[Automated-sequencing] Re: variation in libraries was: Autoseq
Digest, Vol 4, Issue 5 - Email found in subject
Phillip San Miguel
pmiguel at purdue.edu
Thu Sep 22 09:30:16 EST 2005
Richard Cooke wrote:
> Phillip San Miguel wrote:
>
>
>>Duncan Clark wrote:
>>
>>
>>>Historians believe that in newspost
>>><mailman.683.1127317265.29381.autoseq at net.bio.net> on Wed, 21 Sep
>>>2005, Phillip San Miguel <pmiguel at purdue.edu> penned the following
>>>literary masterpiece:
>>>
>>>
>>>>If, however, you are using the strains that Invitrogen normally
>>>>includes with it's cloning kits--those give us enough trouble that
>>>>we toss them and buy DH10B electrocompetant cells.
>>>
>>>
>>>
>>>Which strains don't work for you?
>>>
>>>Duncan
>>
>>I stick with DH10B, DH5alpha and the XL's where I can.
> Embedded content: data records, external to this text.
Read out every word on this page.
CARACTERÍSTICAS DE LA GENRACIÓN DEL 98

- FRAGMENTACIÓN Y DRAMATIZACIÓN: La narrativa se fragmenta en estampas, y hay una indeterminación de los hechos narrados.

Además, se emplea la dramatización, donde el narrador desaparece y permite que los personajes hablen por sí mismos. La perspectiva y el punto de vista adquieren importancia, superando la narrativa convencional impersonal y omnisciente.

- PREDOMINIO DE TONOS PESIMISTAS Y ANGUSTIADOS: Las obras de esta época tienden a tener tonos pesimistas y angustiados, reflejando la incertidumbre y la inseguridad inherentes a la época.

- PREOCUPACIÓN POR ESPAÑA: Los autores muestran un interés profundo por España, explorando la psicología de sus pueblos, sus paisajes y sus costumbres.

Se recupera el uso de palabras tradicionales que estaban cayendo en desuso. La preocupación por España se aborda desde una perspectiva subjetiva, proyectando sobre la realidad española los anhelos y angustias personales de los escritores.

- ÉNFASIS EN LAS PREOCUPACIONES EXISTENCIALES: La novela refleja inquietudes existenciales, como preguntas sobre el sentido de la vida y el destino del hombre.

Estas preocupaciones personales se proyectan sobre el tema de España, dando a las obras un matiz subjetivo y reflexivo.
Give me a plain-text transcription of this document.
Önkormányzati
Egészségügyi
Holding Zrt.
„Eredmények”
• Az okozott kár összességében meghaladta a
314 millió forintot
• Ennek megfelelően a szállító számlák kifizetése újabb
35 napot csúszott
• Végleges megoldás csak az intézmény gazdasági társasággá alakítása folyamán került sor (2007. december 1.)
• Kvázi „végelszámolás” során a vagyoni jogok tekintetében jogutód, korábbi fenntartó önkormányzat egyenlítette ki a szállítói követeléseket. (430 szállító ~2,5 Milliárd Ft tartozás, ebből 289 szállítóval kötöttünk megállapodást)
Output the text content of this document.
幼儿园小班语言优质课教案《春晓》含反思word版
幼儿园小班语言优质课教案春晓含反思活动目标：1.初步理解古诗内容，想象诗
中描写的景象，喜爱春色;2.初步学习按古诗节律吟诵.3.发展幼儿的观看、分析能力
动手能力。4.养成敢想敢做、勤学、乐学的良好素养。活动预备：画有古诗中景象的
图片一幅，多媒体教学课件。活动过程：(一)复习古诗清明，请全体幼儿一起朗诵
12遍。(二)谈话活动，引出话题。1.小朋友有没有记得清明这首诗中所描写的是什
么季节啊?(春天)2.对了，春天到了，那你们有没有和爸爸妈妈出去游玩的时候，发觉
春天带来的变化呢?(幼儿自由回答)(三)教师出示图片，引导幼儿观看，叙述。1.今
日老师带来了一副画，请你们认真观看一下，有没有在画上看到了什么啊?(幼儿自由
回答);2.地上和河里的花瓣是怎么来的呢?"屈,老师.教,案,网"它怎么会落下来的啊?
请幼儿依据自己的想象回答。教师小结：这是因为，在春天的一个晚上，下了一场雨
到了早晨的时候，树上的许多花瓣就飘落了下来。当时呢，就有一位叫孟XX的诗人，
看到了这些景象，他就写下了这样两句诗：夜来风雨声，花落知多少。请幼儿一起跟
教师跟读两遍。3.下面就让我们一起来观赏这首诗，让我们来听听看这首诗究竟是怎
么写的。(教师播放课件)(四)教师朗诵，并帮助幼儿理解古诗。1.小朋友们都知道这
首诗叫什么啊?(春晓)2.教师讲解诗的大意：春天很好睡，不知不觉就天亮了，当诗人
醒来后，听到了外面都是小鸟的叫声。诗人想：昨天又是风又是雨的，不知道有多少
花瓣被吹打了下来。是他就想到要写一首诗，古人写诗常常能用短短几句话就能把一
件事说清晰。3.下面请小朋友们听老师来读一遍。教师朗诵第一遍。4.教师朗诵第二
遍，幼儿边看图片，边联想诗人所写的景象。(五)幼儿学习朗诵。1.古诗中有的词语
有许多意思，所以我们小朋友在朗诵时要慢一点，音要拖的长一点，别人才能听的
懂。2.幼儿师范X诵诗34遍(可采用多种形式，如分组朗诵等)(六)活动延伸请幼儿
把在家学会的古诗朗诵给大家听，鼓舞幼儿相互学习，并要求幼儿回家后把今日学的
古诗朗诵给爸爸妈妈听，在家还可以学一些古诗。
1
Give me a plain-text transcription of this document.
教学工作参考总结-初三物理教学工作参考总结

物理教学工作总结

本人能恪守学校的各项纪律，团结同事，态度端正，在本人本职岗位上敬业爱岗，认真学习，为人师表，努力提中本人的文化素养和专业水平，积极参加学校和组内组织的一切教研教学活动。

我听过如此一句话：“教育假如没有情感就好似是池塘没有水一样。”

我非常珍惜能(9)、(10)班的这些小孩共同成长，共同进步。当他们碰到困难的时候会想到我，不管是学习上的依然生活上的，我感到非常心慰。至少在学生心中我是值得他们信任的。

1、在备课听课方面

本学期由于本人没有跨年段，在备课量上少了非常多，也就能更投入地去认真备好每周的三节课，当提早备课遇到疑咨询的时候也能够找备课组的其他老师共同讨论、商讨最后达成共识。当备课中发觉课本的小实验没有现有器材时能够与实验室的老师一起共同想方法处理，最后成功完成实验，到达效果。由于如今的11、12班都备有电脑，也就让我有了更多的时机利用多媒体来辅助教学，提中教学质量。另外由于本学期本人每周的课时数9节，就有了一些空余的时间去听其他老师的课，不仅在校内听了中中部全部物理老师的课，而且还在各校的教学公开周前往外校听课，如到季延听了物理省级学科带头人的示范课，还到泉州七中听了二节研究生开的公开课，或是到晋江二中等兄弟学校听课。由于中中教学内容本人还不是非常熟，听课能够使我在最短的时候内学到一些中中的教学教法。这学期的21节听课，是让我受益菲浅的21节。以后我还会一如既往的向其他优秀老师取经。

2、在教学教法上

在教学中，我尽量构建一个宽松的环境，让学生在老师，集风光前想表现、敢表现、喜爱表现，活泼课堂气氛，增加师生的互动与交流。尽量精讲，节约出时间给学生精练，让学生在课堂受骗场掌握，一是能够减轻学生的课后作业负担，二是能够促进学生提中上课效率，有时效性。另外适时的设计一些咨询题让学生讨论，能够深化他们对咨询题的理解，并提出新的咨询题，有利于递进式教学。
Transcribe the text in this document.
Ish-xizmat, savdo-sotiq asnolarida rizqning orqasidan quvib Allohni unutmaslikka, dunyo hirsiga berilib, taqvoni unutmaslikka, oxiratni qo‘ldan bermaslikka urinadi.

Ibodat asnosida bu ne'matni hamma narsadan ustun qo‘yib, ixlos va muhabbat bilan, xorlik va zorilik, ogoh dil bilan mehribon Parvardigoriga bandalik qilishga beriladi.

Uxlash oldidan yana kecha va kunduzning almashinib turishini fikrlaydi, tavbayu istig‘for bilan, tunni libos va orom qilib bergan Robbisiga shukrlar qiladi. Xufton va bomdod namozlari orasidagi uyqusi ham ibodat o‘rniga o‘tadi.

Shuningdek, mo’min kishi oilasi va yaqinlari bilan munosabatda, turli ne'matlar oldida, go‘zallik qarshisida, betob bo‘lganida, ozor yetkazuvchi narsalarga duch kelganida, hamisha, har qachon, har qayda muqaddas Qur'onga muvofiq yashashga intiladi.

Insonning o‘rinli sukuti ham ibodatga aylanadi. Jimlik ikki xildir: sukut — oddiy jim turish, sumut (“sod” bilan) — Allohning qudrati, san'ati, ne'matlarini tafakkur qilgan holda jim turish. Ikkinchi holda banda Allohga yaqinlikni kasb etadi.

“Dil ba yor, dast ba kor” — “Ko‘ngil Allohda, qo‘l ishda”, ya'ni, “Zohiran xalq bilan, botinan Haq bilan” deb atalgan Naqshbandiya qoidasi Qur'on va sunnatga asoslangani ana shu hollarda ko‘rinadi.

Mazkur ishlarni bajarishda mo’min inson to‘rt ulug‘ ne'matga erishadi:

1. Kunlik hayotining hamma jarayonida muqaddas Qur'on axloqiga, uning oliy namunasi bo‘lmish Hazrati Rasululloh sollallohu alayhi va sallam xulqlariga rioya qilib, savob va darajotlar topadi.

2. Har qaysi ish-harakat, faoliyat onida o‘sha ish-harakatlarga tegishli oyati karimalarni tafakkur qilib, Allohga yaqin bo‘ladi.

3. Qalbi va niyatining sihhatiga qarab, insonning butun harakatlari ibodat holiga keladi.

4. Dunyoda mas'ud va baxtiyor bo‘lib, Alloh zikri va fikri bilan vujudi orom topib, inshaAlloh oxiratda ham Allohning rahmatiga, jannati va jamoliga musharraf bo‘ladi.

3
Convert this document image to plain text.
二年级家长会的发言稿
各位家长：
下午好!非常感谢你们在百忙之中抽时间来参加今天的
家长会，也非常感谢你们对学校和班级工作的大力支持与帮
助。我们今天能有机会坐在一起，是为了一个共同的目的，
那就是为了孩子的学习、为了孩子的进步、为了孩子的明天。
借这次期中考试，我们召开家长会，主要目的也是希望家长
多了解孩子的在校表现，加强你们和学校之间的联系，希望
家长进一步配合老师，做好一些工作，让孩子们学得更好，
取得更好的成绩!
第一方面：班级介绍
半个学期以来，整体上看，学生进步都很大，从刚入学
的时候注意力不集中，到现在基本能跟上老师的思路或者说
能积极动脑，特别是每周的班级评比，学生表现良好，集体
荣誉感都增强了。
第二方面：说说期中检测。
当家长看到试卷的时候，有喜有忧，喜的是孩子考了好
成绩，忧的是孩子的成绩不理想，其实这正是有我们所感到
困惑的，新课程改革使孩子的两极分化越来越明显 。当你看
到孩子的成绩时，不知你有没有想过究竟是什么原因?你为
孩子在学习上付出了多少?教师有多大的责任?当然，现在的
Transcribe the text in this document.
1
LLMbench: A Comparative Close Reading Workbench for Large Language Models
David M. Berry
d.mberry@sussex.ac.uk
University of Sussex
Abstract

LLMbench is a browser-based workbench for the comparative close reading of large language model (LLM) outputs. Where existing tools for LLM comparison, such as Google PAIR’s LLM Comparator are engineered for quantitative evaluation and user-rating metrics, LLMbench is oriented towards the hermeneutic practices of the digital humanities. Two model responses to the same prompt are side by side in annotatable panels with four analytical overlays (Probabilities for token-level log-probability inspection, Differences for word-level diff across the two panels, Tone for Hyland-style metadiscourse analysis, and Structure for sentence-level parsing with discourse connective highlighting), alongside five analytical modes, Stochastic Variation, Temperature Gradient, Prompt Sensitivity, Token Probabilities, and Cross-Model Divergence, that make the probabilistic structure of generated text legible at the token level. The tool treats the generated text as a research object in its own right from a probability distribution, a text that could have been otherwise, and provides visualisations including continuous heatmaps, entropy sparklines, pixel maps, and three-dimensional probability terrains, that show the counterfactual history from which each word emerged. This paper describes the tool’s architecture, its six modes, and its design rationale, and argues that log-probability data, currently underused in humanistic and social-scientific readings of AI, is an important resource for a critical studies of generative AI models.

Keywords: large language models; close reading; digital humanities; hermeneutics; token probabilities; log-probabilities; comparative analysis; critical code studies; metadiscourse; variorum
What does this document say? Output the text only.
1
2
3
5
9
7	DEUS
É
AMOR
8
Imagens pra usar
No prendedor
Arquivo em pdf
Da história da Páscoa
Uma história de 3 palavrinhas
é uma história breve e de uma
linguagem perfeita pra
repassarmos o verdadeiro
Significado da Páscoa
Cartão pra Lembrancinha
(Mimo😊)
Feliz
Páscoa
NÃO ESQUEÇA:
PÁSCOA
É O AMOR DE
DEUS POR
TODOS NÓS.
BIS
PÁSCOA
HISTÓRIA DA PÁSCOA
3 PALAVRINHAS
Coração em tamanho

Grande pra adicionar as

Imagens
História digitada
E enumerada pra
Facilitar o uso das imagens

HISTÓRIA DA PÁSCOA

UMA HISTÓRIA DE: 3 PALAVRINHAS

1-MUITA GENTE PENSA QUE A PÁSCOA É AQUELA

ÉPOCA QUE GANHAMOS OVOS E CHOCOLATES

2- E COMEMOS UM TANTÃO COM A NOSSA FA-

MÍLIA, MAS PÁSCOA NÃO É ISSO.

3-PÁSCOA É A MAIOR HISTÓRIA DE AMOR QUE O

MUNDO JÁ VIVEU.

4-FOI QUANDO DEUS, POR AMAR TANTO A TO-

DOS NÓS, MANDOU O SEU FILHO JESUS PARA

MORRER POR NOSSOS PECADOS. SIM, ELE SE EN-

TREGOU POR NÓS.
Many other
>>strains caused this issue (although a long time ago.) Top10 has given
>>me the broad peak issue.
>>
>>But to tell the truth, this might have only happen with a miniprep
>>method we no longer use...
>>
>>Phillip
>>
>>_______________________________________________
>
>
> Having had problems with different competent cells and/or miniprep
> methods, I (and, I presume, many others) would be interested to have
> feedback on what does and doesn't work for capillary sequencing. We do a
> lot of sequencing work for colleagues and I'd really like to be able to
> give clear guidelines on what to use. Could you share your experience?
>
> Richard
>
Ahh, well. In a nutshell, anything that results higher salt and/or glop
in the final reactions that get loaded on the machine well tend to
produce less robust results. Salt competes with sequence products for
electrokinetic injection and "glop" seems correlated with a "broad peak
phenomenon".
The host strain DH10B works well for us. We try to always use it for
high throughput sequencing.
It's a complex issue though and "your milage may vary".